Premium
Heritability and genetic correlations of insulin sensitivity measured by the euglycaemic clamp
Author(s) -
RasmussenTorvik L. J.,
Pankow J. S.,
Jacobs D. R.,
Steffen L. M.,
Moran A. M.,
Steinberger J.,
Sinaiko A. R.
Publication year - 2007
Publication title -
diabetic medicine
Language(s) - English
Resource type - Journals
SCImago Journal Rank - 1.474
H-Index - 145
eISSN - 1464-5491
pISSN - 0742-3071
DOI - 10.1111/j.1464-5491.2007.02271.x
Subject(s) - insulin resistance , heritability , insulin , endocrinology , medicine , glucose clamp technique , population , clamp , insulin sensitivity , biology , genetics , mechanical engineering , clamping , environmental health , engineering
Aims Studies investigating genetic factors influencing insulin sensitivity/insulin resistance have measured this phenotype using a variety of methods.

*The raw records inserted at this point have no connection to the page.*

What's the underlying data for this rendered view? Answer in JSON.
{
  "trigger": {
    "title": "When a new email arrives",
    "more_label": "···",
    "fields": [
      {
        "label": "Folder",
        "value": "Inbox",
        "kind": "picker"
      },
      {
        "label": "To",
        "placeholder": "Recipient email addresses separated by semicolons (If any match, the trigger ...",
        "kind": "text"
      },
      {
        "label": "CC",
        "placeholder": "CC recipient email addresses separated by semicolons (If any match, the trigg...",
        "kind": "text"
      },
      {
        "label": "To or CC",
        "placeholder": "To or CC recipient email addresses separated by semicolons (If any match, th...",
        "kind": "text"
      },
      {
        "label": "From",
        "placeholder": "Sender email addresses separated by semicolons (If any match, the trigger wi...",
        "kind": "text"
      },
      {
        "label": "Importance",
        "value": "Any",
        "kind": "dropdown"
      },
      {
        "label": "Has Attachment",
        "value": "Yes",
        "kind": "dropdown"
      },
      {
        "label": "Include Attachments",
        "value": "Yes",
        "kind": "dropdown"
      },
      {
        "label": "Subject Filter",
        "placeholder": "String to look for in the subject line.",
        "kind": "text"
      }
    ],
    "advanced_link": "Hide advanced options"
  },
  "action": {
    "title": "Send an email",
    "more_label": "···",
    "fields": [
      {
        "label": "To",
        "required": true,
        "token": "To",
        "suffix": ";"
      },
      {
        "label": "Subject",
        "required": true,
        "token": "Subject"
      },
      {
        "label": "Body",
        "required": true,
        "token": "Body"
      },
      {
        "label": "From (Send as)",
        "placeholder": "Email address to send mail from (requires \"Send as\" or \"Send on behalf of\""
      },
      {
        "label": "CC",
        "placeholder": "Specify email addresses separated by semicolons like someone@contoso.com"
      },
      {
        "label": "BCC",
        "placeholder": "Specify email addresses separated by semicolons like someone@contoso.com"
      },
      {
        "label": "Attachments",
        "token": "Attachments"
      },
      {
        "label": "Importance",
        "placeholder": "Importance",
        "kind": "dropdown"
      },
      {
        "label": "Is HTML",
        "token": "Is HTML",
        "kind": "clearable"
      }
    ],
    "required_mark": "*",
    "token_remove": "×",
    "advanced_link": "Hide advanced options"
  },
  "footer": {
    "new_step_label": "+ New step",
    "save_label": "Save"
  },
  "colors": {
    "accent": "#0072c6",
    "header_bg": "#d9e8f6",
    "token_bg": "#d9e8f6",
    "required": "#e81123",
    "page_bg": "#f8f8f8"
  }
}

In this study, genetic correlations and heritability of insulin sensitivity measured using the euglycaemic hyperinsulinaemic clamp and related phenotypes were examined. Methods The study population included 818 non‐diabetic individuals from 297 nuclear families. Genetic correlations and heritability estimates were calculated using variance components methods. Results Homeostasis model of insulin resistance (HOMA‐IR) and fasting insulin were very highly phenotypically and genetically correlated ( r = 0.99 and r = 0.99). HOMA‐IR and insulin sensitivity measured with the euglycaemic clamp were only moderately genetically correlated ( r = – 0.53), suggesting that the two traits may be influenced, at least in part, by different genes. Heritabilities for fasting insulin ( h 2 = 0.36) and HOMA‐IR ( h 2 = 0.38) were consistent with the published literature, but heritability for insulin sensitivity measured by the euglycaemic clamp was slightly lower than other published estimates ( h 2 = 0.24). Conclusions Because HOMA‐IR (or fasting insulin) and insulin sensitivity measured with the euglycaemic clamp are not highly genetically correlated, they should not be used interchangeably in genetic studies. Given the very high correlations between fasting insulin and HOMA‐IR, HOMA‐IR does not offer any advantage over fasting insulin in analyses of insulin sensitivity in this population.